Angekündigt

Tiefensee will bindende Klimaschutzziele im Flugverkehr

Die Bundesregierung wird sich für bindende Klimaschutzziele im Flugverkehr einsetzen. "Wir wollen die Pläne der EU-Kommission voranbringen, den Emissionshandel auf den Luftverkehr auszuweiten", sagte Verkehrsminister Wolfgang Tiefensee (SPD) am Dienstag dem "Handelsblatt".

Netzausbau Ökostrom© Gina Sanders / Fotolia.com

Düsseldorf (ddp/sm) - Ziel der Bundesregierung sei es, dass sich die Mitgliedstaaten während der deutschen EU-Ratspräsidentschaft im ersten Halbjahr 2007 grundsätzlich auf das Vorhaben einigen.
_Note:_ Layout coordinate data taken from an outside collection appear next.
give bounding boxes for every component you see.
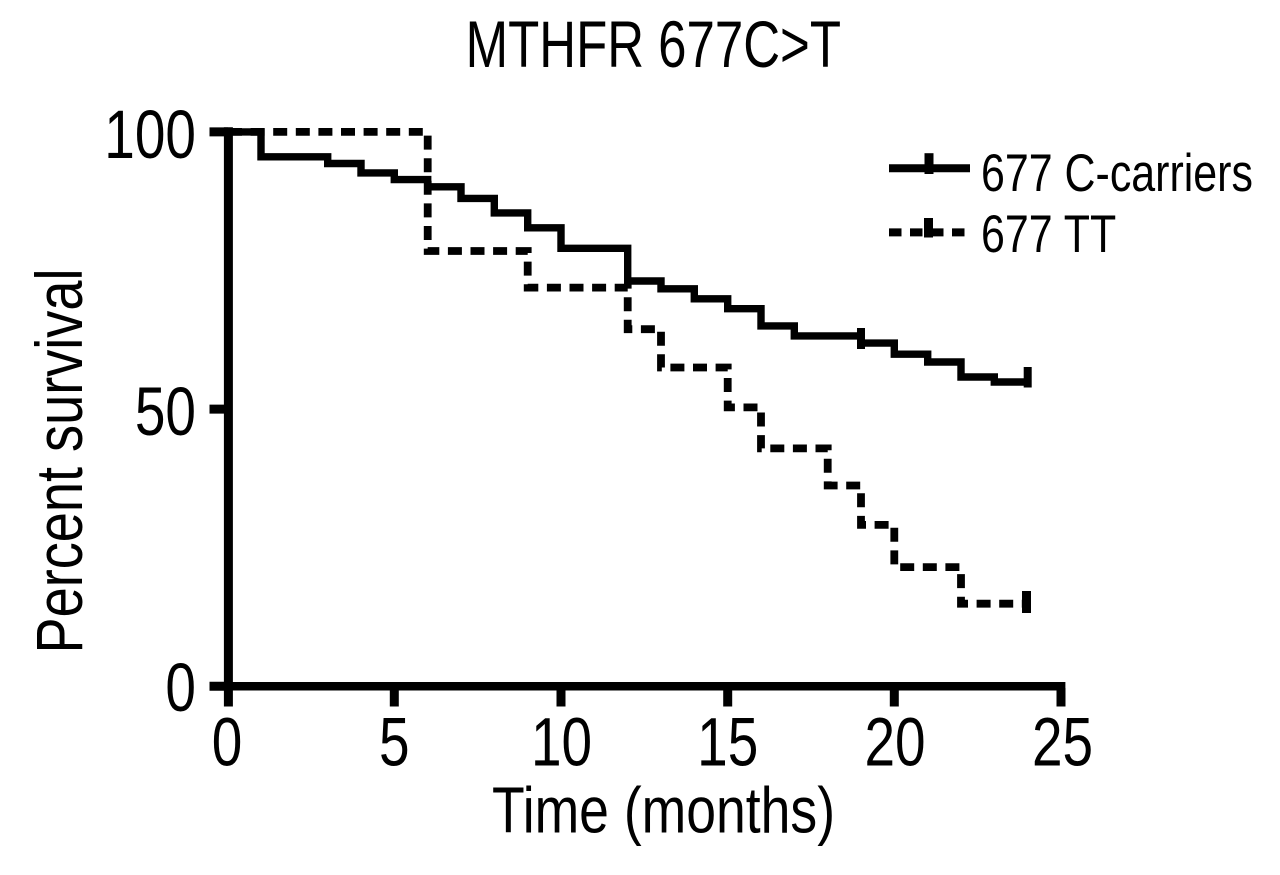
svg-text:5: 5 bbox=[379, 705, 410, 781]
svg-text:0: 0 bbox=[212, 705, 243, 781]
svg-text:0: 0 bbox=[165, 650, 196, 726]
svg-text:Percent survival: Percent survival bbox=[22, 269, 96, 654]
svg-text:677 C-carriers: 677 C-carriers bbox=[981, 144, 1253, 203]
svg-text:15: 15 bbox=[697, 705, 758, 781]
svg-text:25: 25 bbox=[1032, 705, 1093, 781]
svg-text:100: 100 bbox=[104, 97, 196, 173]
svg-text:MTHFR 677C>T: MTHFR 677C>T bbox=[466, 9, 841, 82]
svg-text:20: 20 bbox=[864, 705, 925, 781]
svg-text:Time (months): Time (months) bbox=[492, 774, 835, 847]
svg-text:50: 50 bbox=[135, 374, 196, 450]
svg-text:10: 10 bbox=[531, 705, 592, 781]
svg-text:677 TT: 677 TT bbox=[981, 205, 1116, 264]
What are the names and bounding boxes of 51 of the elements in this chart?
Auch Fluggesellschaften aus Drittstaaten sollten gezwungen werden, am Emissionshandel teilzunehmen, wenn sie Ziele in der EU anfliegen, betonte Tiefensee.

Bereits am 20. Dezember will EU-Kommissar Stavros Dimas dem Bericht zufolge einen Richtlinienentwurf zur Einbeziehung des Flugverkehrs in den Emissionshandel vorlegen. Eine Sprecherin von Dimas habe sich erfreut über die Unterstützung der Bundesregierung gezeigt. "Das sind gute Nachrichten", sagte sie. Bisher gilt der Emissionshandel nur für Kraftwerke und energieintensive Industrieanlagen. Die Pläne von Dimas sähen vor, dass alle Airlines ab 2011 für Flüge innerhalb Europas sowie für Interkontinentalflüge, die in der EU starten oder landen, Verschmutzungsrechte, so genannte CO2-Zertifikate, vorlegen müssen.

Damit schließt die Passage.